2.2. Outer Ring Structures
The rings described in the previous section are called inner rings because they lie in the intermediate zone between the bulge and the spiral arms or disk. Perrine (1922) discovered a second type of ring structure in the southern barred galaxy NGC 1291 that more properly had to be called an ``outer ring'' or an ``external ring''. De Vaucouleurs & Buta (1980b) note that the outer ring of NGC 1291 was already visible on chart 29 of the Franklin-Adams sky charts published in 1910. It is interesting that the outer ring of NGC 7217 is also plainly visible in the photograph in Keeler (1908).

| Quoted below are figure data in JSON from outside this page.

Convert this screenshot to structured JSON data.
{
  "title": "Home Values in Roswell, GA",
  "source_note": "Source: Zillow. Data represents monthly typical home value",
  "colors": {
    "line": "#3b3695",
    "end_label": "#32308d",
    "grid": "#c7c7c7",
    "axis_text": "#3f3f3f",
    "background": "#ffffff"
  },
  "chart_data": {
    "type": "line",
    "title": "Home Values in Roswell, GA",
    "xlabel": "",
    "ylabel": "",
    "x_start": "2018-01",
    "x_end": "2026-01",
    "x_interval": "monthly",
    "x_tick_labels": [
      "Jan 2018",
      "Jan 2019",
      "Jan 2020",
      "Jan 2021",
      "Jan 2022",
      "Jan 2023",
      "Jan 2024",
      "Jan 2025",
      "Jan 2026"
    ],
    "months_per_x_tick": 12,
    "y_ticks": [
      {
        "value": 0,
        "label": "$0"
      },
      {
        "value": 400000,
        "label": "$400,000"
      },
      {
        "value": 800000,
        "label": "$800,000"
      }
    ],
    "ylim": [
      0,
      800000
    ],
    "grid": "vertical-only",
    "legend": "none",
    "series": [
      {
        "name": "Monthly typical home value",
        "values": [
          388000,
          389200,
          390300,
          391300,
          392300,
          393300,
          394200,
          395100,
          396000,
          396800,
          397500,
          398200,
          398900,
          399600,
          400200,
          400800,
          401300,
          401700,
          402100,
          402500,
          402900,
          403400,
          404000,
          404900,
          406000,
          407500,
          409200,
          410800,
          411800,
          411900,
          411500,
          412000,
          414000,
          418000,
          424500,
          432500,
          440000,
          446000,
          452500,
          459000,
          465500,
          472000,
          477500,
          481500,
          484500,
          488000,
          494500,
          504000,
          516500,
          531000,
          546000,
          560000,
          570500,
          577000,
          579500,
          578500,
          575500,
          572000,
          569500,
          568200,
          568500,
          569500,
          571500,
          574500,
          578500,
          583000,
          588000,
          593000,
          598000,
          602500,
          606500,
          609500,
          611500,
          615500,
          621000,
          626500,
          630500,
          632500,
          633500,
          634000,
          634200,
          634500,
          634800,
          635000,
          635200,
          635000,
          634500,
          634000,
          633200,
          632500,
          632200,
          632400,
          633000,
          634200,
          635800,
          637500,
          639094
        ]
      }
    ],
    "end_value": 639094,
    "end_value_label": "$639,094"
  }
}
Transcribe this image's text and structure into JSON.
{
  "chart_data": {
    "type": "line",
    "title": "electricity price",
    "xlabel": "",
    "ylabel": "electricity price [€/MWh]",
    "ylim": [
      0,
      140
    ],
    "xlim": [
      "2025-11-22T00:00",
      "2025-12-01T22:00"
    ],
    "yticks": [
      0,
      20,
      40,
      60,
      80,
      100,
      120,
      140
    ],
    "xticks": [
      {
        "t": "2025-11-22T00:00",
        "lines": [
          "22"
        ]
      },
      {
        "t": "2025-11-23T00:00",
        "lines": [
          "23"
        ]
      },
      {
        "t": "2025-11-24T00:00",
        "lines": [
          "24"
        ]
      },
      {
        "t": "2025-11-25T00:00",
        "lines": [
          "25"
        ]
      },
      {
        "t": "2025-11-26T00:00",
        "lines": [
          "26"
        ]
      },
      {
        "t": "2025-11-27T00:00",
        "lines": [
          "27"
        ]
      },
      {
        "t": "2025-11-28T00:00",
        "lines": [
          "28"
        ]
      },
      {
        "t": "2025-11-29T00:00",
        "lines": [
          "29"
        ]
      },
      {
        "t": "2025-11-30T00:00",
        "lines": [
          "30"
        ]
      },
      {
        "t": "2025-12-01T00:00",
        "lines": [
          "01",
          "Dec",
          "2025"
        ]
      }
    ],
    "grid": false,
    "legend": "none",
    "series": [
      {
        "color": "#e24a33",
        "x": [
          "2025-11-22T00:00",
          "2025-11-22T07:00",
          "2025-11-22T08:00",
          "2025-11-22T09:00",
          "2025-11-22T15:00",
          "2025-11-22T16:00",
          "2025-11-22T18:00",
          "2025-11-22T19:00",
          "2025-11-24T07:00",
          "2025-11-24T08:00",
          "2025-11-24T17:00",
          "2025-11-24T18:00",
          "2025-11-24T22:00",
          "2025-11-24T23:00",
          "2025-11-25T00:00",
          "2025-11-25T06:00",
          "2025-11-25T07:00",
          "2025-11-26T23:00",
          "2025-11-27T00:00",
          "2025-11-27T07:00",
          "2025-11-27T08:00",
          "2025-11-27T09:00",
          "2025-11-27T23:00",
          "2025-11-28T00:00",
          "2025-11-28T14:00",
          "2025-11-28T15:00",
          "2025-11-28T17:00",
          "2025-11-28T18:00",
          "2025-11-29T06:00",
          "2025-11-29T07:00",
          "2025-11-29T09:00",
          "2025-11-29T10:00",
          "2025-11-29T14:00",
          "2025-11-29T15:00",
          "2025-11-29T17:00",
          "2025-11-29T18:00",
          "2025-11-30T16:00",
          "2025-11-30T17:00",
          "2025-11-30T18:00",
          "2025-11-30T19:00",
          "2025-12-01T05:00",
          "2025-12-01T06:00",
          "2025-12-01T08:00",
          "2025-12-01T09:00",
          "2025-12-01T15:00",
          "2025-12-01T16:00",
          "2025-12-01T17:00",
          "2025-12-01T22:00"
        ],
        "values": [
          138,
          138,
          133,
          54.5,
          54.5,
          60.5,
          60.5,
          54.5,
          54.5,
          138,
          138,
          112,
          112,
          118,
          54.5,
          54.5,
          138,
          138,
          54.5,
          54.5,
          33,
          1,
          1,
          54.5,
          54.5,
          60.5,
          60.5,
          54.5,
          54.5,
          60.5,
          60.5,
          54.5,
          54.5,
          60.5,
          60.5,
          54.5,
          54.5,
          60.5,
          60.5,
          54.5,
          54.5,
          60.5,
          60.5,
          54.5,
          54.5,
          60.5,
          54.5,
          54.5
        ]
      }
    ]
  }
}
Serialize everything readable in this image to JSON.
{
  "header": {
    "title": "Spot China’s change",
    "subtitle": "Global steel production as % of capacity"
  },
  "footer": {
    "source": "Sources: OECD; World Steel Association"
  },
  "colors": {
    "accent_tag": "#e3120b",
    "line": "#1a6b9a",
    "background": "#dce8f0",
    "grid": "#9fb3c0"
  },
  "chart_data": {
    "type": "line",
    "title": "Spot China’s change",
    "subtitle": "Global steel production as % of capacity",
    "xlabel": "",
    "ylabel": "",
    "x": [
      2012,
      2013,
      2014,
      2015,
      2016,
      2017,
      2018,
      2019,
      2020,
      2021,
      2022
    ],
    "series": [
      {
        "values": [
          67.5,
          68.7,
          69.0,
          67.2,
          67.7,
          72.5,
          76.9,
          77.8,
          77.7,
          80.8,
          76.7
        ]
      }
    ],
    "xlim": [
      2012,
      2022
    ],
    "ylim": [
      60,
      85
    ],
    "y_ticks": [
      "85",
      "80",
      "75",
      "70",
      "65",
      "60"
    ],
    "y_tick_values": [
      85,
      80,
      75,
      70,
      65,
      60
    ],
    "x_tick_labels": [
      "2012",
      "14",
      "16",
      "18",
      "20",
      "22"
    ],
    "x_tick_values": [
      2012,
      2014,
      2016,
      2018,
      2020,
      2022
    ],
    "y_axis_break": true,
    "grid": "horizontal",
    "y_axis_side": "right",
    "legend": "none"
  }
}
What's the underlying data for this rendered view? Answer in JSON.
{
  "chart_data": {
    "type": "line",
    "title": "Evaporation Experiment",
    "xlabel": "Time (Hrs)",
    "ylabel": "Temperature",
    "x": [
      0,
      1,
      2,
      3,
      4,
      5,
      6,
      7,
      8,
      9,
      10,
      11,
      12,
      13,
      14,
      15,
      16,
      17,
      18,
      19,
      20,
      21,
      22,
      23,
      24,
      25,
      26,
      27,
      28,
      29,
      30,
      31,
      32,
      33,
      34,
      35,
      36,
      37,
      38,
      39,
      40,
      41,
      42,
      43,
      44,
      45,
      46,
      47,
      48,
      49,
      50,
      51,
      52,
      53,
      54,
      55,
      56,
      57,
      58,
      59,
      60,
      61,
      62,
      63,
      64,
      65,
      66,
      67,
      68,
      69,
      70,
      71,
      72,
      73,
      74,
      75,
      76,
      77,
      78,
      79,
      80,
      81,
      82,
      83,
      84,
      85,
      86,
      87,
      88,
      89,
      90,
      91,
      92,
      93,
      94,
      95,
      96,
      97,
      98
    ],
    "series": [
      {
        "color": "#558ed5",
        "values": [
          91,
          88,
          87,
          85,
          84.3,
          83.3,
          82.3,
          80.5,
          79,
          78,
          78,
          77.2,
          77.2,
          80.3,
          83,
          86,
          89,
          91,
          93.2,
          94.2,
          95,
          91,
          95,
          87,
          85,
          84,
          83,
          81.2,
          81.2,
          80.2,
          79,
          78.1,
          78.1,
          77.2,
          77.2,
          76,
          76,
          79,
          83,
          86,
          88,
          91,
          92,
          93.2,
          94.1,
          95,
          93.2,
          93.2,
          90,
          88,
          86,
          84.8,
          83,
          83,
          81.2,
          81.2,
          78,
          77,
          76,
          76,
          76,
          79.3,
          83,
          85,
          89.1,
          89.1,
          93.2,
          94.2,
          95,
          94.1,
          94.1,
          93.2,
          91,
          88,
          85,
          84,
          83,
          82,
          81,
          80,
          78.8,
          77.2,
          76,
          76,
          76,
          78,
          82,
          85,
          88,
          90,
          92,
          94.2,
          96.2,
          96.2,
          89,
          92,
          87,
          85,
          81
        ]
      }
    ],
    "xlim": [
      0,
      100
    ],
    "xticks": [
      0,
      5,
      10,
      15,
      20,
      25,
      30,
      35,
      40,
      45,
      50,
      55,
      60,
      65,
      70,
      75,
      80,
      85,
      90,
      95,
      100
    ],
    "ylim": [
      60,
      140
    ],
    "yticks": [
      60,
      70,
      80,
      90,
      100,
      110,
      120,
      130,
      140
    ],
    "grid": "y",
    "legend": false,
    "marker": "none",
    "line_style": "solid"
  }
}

In the revised Hubble classification systems described by both Sandage (1961) and de Vaucouleurs (1959a), outer rings are denoted by the symbol (R). De Vaucouleurs commented that such a structure is often observed in lenticulars and early-type spirals but that it is not clearly related to a specific class or family. Later studies (e.g. Kormendy 1979a) have suggested that such rings may be most prevalent in barred galaxies. The relative frequency of the phenomenon seems to be greatest at stage S0/a (de Vaucouleurs 1975a; see section 9.1). Three examples of pure outer rings are illustrated in Figure 1 and Figures 13 - 14. As with inner rings, outer rings are closely linked to the spiral pattern, and occasionally the ring is a wrapped pair of spiral arms that nearly close together. In such cases, the ring is referred to as an outer pseudoring and is symbolized by (R'). Outer pseudorings are discussed in more detail in section 4.1.
The Carnegie Atlas (SB94) emphasizes the connection between outer rings and early-type barred galaxies. In the type sequence they describe for barred S0 galaxies, the bar develops from a barely differentiated oval in the inner regions (type SB01), to a bar of the ``ansae'' type (SB02), to a sharp bar extending across the entire disk (type SB03). SB94 comment that many galaxies classified as type SB02 or SB02/3 have detached or semi-detached outer rings. The interpretation of the features is not always consistent; for example, SB94 classify both NGC 2859 and 4340 as RSB02, yet the ring in the latter is clearly an inner ring filled exactly by the bar.